Awhile back I did a piece on nuclear energy and you would have thought I was in favour of hanging petty thieves (that theory belongs to the Harper Conservatives). I said nothing in favour of nuclear but only made the point that before anything is rejected, it (the modern version) should be studied so we can understand our options. At that point we had had Chernobyl and Three Mile Island but not, of course, Fukushima.
In the Globe and Mail for May 23 last, on the op-ed page is an article by Neil Reynolds, headlined “With Thorium We Could Have Safe Nuclear Power”.
Here is the opening paragraph to set the stage:
[quote]In the beginning, nuclear scientists identified two fuel sources for the atomic age: uranium and thorium. They went with uranium. Why? It wasn’t because uranium was the better fuel. Thorium is more abundant. It is simpler. It is safer. (Although slightly radioactive, it can’t sustain a chain reaction in a nuclear reactor and, hence, can’t “melt down.”)[/quote]
Incidentally, why did we end up taking what was so obviously the wrong path? In short, because you can’t make Plutonium from Thorium – while you can from Uranium. And Plutonium was essential to building nuclear warheads. As Reynolds explains, “In the Cold War, the science goal was synonymous with the military goal:
nuclear weapons. Plutonium delivered the deadliest mushroom cloud.” Nuclear power from Uranium was a two-for-one proposition: energy and weapons.
Now, Dear Friends, did old Uncle Rafe come out in favour of nuclear power? Is it time we all set our hairpieces on fire? Does he want to have reactors like they have (had, I suppose) in Japan?
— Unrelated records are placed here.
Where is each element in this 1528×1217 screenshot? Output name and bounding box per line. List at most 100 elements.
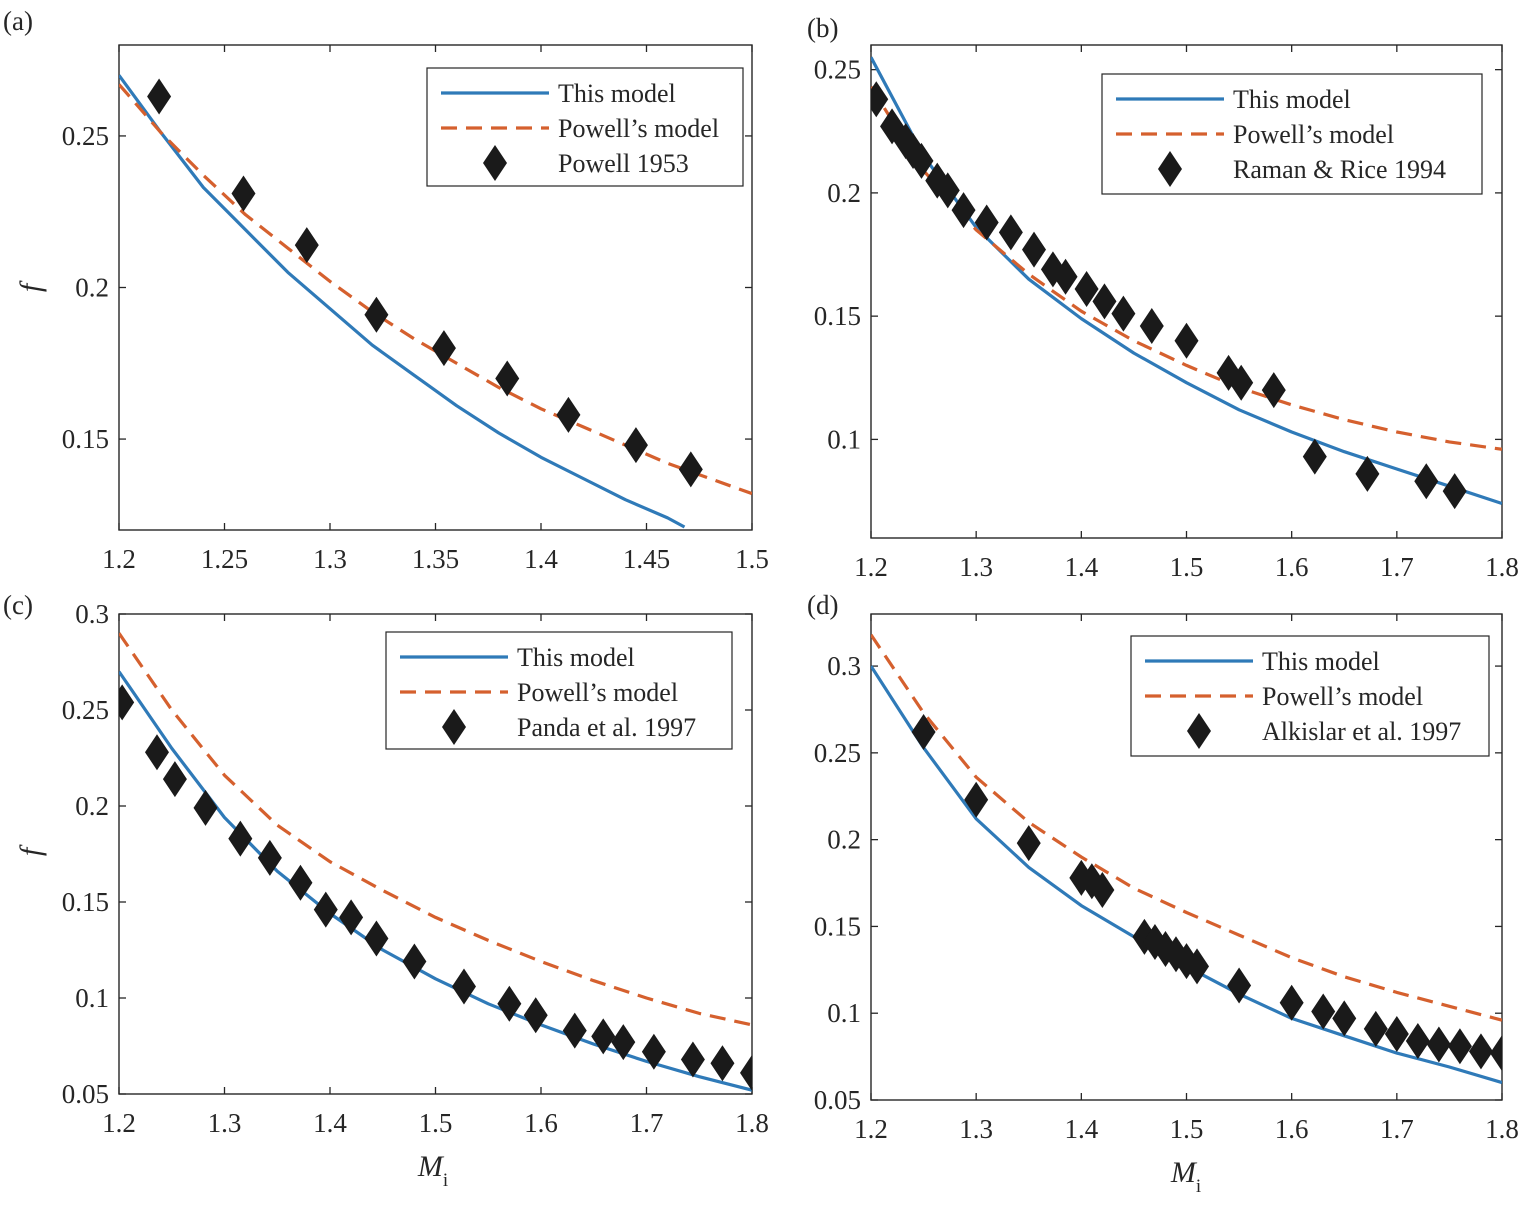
panel-label: (c) — [3, 590, 33, 620]
panel-c: 1.2 1.3 1.4 1.5 1.6 1.7 1.8 0.05 0.1 0.15 0.2 0.25 0… — [3, 590, 769, 1191]
data-point — [1022, 231, 1047, 268]
x-tick-label: 1.5 — [735, 544, 769, 574]
data-point — [313, 891, 338, 928]
x-tick-label: 1.5 — [1170, 552, 1204, 582]
data-point — [591, 1018, 616, 1055]
x-tick-label: 1.4 — [1064, 1114, 1098, 1144]
data-point — [1414, 463, 1439, 500]
x-tick-label: 1.7 — [1380, 1114, 1414, 1144]
data-point — [964, 781, 989, 818]
y-tick-label: 0.1 — [827, 998, 861, 1028]
data-point — [909, 142, 934, 179]
data-point — [1468, 1033, 1493, 1070]
legend-label: This model — [517, 643, 635, 672]
x-axis-label: Mi — [417, 1150, 448, 1191]
data-point — [193, 789, 218, 826]
data-point — [1016, 825, 1041, 862]
data-point — [998, 214, 1023, 251]
x-tick-label: 1.45 — [623, 544, 670, 574]
y-tick-label: 0.15 — [62, 887, 109, 917]
plot-area — [871, 633, 1502, 1085]
panel-d: 1.2 1.3 1.4 1.5 1.6 1.7 1.8 0.05 0.1 0.15 0.2 0.25 0… — [807, 590, 1519, 1197]
data-point — [1442, 473, 1467, 510]
data-point — [402, 943, 427, 980]
data-point — [339, 899, 364, 936]
y-tick-label: 0.1 — [827, 424, 861, 454]
legend-marker — [442, 709, 466, 745]
data-point — [294, 227, 319, 264]
data-point — [1261, 372, 1286, 409]
x-tick-label: 1.6 — [1275, 1114, 1309, 1144]
series-line-dashed — [119, 632, 752, 1027]
x-axis-label-subscript: i — [1196, 1176, 1201, 1197]
y-tick-label: 0.05 — [62, 1079, 109, 1109]
data-point — [1332, 1000, 1357, 1037]
x-tick-label: 1.7 — [630, 1108, 664, 1138]
x-axis-label: Mi — [1170, 1156, 1201, 1197]
x-axis-label-subscript: i — [443, 1170, 448, 1191]
x-tick-label: 1.3 — [959, 1114, 993, 1144]
x-tick-label: 1.4 — [313, 1108, 347, 1138]
data-point — [431, 330, 456, 367]
data-point — [147, 78, 172, 115]
data-point — [911, 714, 936, 751]
x-tick-label: 1.8 — [1485, 1114, 1519, 1144]
data-point — [1090, 871, 1115, 908]
data-point — [678, 451, 703, 488]
series-line-solid — [119, 670, 752, 1092]
y-tick-label: 0.15 — [814, 301, 861, 331]
legend-marker — [1187, 713, 1211, 749]
x-tick-label: 1.3 — [208, 1108, 242, 1138]
legend-label: Panda et al. 1997 — [517, 713, 696, 742]
y-tick-label: 0.05 — [814, 1085, 861, 1115]
panel-label: (a) — [3, 6, 33, 36]
data-point — [1311, 993, 1336, 1030]
legend: This model Powell’s model Powell 1953 — [426, 67, 744, 187]
data-point — [1426, 1026, 1451, 1063]
data-point — [1185, 948, 1210, 985]
series-line-dashed — [871, 633, 1502, 1022]
data-point — [364, 296, 389, 333]
x-tick-label: 1.6 — [524, 1108, 558, 1138]
legend-label: Powell 1953 — [558, 149, 689, 178]
series-line-solid — [871, 56, 1502, 506]
y-tick-label: 0.15 — [62, 424, 109, 454]
data-point — [1053, 258, 1078, 295]
legend-label: Powell’s model — [558, 114, 719, 143]
data-point — [710, 1045, 735, 1082]
data-point — [1405, 1022, 1430, 1059]
x-axis-label-main: M — [417, 1150, 445, 1183]
x-tick-label: 1.3 — [959, 552, 993, 582]
data-point — [288, 864, 313, 901]
legend: This model Powell’s model Raman & Rice 199… — [1101, 73, 1483, 195]
legend-label: This model — [1262, 647, 1380, 676]
data-point — [1229, 364, 1254, 401]
panel-label: (b) — [807, 13, 838, 43]
legend-label: This model — [1233, 85, 1351, 114]
x-tick-label: 1.2 — [854, 552, 888, 582]
x-tick-label: 1.2 — [102, 544, 136, 574]
series-line-dashed — [871, 86, 1502, 451]
legend-marker — [483, 145, 507, 181]
x-tick-label: 1.5 — [419, 1108, 453, 1138]
data-point — [1174, 322, 1199, 359]
data-point — [1111, 295, 1136, 332]
data-point — [144, 734, 169, 771]
data-point — [1279, 984, 1304, 1021]
plot-area — [871, 56, 1502, 510]
series-line-solid — [119, 74, 686, 529]
data-point — [1355, 455, 1380, 492]
x-tick-label: 1.5 — [1170, 1114, 1204, 1144]
panel-label: (d) — [807, 590, 838, 620]
panel-b: 1.2 1.3 1.4 1.5 1.6 1.7 1.8 0.1 0.15 0.2 0.25 (b) Th… — [807, 13, 1519, 582]
data-point — [364, 920, 389, 957]
legend: This model Powell’s model Alkislar et al. … — [1130, 635, 1490, 757]
plot-area — [119, 74, 752, 529]
data-point — [257, 839, 282, 876]
y-tick-label: 0.25 — [814, 55, 861, 85]
legend-marker — [1158, 151, 1182, 187]
legend-label: Raman & Rice 1994 — [1233, 155, 1446, 184]
x-axis-label-main: M — [1170, 1156, 1198, 1189]
data-point — [495, 360, 520, 397]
No, I want no such thing! Nuclear power as we know it has been thoroughly discredited as dangerous and expensive – and we still haven’t found a safe way to get rid of the waste.
Nor am I ready to accept a column in the Toronto Globe and Mail as definitive of the matter. Mr. Reynolds is an experienced and able columnist but he is not the scientific community. His proposition requires a hell of a lot more information from not only science but regurgitated from a thorough public debate.
If there is to be a debate it must be about Thorium, not Uranium, and free of the sort of cant by which debates are too often destroyed.
If Thorium is what Reynolds says it is, there would be an end to the destruction of our rivers and Site “C” would be abandoned (which it should be regardless).
Which brings on the other side of the debate:
What if our energy customers decide to abandon us in favour of Thorium? In the island mentality that is the hallmark of our American cousins, they will always opt for their own supply of whatever is critically needed – so long as they have that option.
Ironically, it was the US cancelling of our Uranium which had got us into big time trouble in the late 70s. So sure were we of American customers that Atomic Energy of Canada, Ltd. stockpiled a huge quantity which it was now stuck with. That led the way for Canada, under then Deputy Energy Minister and later Senator Jack Austin, to form a worldwide cartel of uranium producers.
My own history was as BC Minister of Environment, banning exploration for and mining of Uranium in 1979.
But, let’s get back to the theme – we are not talking about Uranium but Thorium and for all the reasons above and more it makes abundant good sense to find out what it does and judge its use based on the Precautionary Principle – meaning that proponents must demonstrate its safeness.
Now, once again, dear friends, as loudly as possible, and in unison, shout: “Rafe Mair is not in favour of nuclear power – only of examining an alternative which is alleged to be a safe, and efficient alternative!”